If the company owes £9k in CT, what happened to the profits?
From the limited information supplied it sounds as though you have taken for yourself the £9,000 that was meant to be paid to HMRC.
Is that correct and if it is, do you think there is nothing dishonest about it?
The following is on the DS01 which you signed, so I am not sure what your excuse is:
"Warning to all applicants
It is an offence to knowingly or recklessly provide false or misleading information on this application.
Notify all parties
Please ensure that you send copies of this application to all notifiable parties e.g. creditors, employees, shareholders, pension managers or trustees and other directors of the company within 7 days from the day on which the application is made.
Failure to notify interested parties is an offence. It is advisable to obtain and retain some proof of delivery or posting of copies to notifiable parties."
Hmmm ... if previous year's profits were used to finance subsequent expenditure not covered by income then, in theory, that should have created a loss to reduce the prior year profits (and tax bill). There's little point in discussing the whatifs and wherefores now, but something isn't stacking up.
I will be honest.
Although Andy Partridge is 100% right in what he says, the fact of the matter is that once the DS01 goes through (and pay no attention to that '2 months from date' rubbish Companies House trot out - it will be 4 months) and the Company is struck off, everything will go away.
It isn't right, and it isn't ethical, but it's what will happen.
Deep down you have nothing to worry about.

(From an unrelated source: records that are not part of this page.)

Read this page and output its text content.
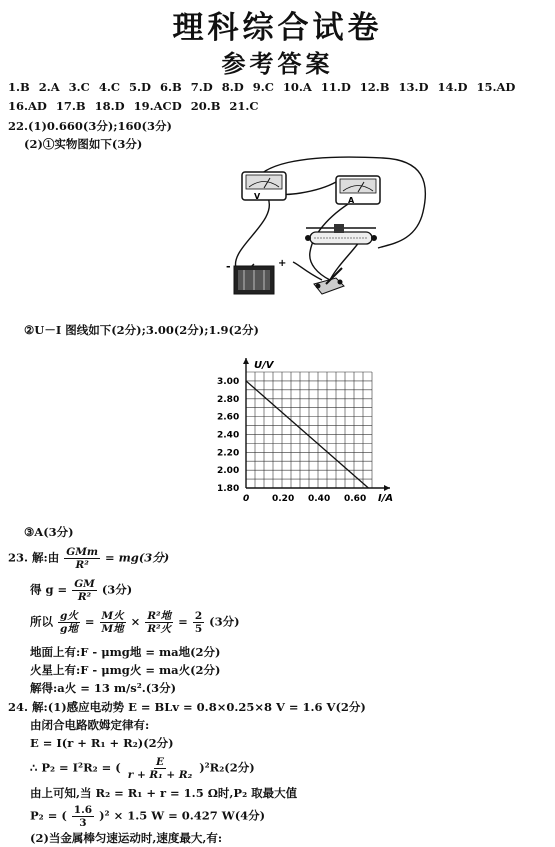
理科综合试卷
参考答案
1.B 2.A 3.C 4.C 5.D 6.B 7.D 8.D 9.C 10.A 11.D 12.B 13.D 14.D 15.AD
16.AD 17.B 18.D 19.ACD 20.B 21.C
22.(1)0.660(3分);160(3分)
(2)①实物图如下(3分)
V	A
-	+
②U－I 图线如下(2分);3.00(2分);1.9(2分)
0	0.20 0.40 0.60
1.80
2.00
2.20
2.40
2.60
2.80
3.00
I/A
U/V
③A(3分)
23. 解:由 $\frac{\text{GMm}}{\text{R²}} = mg(3$分)
得 $g = \frac{GM}{\text{R²}} (3$分)
所以 $\frac{\text{g火}}{\text{g地}} = \frac{\text{M火}}{\text{M地}} \times \frac{\text{R²地}}{\text{R²火}} = \frac{2}{5} (3$分)
地面上有:F - μmg地 = ma地(2分)
火星上有:F - μmg火 = ma火(2分)
解得:a火 = 13 m/s².(3分)
24. 解:(1)感应电动势 E = BLv = 0.8×0.25×8 V = 1.6 V(2分)
由闭合电路欧姆定律有:
E = I(r + R₁ + R₂)(2分)
∴ P₂ = I²R₂ = ( $\frac{E}{\text{r + R₁ + R₂}} )^2R_2(2$分)
由上可知,当 R₂ = R₁ + r = 1.5 Ω时,P₂ 取最大值
P₂ = ( $\frac{1.6}{3} )^2 \times 1.5$ W = 0.427 W(4分)
(2)当金属棒匀速运动时,速度最大,有:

HMRC probably won't object, and even if they do, they won't do anything else and Companies House usually just strike off eventually anyway (and HMRC won't pay for a formal liquidation process, especially if the tax is only £9k).
My advice - do nothing. Have you had anything from HMRC about the strike off?
Three months to the day of filing, last one I was involved in. Two months two weeks from First Gazette notice.once the DS01 goes through (and pay no attention to that '2 months from date' rubbish Companies House trot out - it will be 4 months)
Companies House is a lot quicker than they used to be.
Sorry to sound prissy, but I'm nor sure that is the best advice for a professional to give a complete stranger on a public forum.
As a general observation, I have every sympathy for a company owner in this position, and it is for this reason that the strike off of a company, without having to liquidate, is available.